At the Max Orovitz Laboratories,

Drs. Joseph Signorile and Moataz Eltoukhy and their graduate students, Meng Ni (now a post-doctoral researcher at Harvard University), Anoop Balachandran (now a postdoctoral researcher at the University of Florida), and Melanie Potiaumpai and Jeonghoon Oh, have been working on interventions and evaluation tools to improve physical function and joie de vivre in persons with Parkinson’s disease.

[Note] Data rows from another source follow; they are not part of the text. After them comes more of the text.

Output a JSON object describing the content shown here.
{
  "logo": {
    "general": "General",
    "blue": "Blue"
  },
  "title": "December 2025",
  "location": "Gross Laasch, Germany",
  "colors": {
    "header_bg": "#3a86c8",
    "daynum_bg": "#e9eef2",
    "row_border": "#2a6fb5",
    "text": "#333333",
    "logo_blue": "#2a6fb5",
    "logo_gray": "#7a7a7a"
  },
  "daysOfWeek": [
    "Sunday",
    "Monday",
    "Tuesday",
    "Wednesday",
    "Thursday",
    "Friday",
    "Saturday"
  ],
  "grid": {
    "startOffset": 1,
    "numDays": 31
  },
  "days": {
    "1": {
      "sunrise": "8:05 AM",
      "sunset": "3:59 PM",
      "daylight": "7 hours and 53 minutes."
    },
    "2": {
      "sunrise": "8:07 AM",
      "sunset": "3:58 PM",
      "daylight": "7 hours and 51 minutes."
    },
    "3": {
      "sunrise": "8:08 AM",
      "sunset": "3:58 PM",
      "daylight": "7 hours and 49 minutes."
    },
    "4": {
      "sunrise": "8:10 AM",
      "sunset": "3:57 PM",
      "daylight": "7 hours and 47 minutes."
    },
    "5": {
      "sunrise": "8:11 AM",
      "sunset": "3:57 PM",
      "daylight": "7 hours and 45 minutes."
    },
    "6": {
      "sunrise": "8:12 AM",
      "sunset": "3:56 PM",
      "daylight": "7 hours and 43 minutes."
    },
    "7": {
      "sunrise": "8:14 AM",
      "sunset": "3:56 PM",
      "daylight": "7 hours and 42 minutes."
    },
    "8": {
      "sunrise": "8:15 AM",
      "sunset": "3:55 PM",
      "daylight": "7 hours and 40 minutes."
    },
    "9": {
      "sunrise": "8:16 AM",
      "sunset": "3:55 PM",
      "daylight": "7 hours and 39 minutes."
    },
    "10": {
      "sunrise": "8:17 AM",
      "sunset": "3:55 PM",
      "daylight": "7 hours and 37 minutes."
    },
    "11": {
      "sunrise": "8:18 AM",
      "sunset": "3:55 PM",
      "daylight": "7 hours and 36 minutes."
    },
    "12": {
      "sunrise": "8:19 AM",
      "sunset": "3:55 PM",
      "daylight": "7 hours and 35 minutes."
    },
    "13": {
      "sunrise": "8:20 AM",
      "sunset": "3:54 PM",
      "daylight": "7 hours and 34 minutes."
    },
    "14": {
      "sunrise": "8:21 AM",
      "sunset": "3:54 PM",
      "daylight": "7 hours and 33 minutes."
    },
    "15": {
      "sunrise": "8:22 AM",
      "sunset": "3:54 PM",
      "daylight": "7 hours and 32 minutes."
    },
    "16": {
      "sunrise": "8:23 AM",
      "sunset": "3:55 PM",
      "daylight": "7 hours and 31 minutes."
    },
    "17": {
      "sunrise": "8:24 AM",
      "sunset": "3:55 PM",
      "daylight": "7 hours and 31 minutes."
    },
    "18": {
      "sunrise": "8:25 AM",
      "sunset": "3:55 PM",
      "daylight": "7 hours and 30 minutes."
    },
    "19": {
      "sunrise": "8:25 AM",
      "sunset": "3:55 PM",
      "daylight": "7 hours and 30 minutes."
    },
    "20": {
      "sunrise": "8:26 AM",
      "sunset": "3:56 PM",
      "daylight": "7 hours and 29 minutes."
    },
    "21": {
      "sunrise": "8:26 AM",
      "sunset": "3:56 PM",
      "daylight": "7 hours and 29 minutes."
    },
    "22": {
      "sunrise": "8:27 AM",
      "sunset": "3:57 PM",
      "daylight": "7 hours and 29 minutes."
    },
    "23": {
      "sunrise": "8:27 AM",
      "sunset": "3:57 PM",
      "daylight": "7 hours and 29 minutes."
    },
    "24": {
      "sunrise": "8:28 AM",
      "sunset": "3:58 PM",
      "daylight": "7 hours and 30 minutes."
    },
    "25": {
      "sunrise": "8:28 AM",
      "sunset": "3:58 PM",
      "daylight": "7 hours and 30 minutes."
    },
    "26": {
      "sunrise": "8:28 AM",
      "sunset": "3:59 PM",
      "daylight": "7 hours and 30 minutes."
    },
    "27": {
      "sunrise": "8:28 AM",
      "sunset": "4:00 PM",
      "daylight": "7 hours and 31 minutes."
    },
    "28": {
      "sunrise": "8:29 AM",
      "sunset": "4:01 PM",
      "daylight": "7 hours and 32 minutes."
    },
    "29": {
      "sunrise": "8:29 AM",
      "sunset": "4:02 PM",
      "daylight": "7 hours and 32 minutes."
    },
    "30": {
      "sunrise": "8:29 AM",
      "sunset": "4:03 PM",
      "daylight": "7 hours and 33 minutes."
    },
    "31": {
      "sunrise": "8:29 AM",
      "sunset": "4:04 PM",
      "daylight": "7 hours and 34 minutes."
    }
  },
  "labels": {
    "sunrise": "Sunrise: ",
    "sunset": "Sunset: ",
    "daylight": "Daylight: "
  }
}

This work is designed to improve the diagnosis/prescription application of exercise in clinical environments and will be used as part of the preliminary data for a DOD Parkinson’s grant.

Studies

Their initial studies, “Comparative impact of power training and high-speed yoga on motor function in patients with Parkinson's disease” in Archives of Physical Medicine and Rehabilitation and “A controlled pilot study of the effects of power yoga in Parkinson’s disease” in Complementary Therapies in Medicine, were done in conjunction with Kiersten Mooney at Green Monkey Yoga less than three years ago. These studies demonstrated that their newly developed high-velocity yoga program could improve physical function in people with Parkinsonism. A third paper, “Power training induced change in bradykinesia and muscle power in Parkinson's disease: A randomized controlled trial” in Parkinsonism & Related Disorders, showed that power training on the max Orovitz computerized resistance training machine could reduce the bradykinesia (slow movements) common in Parkinson's disease. Current analyses include: “A comparative gait analysis of Parkinson’s gait using a classic three-dimensional movement analysis system and the Xbox Kinect camera” and “High-speed training modifies load-velocity and load-power relationships in Parkinson’s disease”.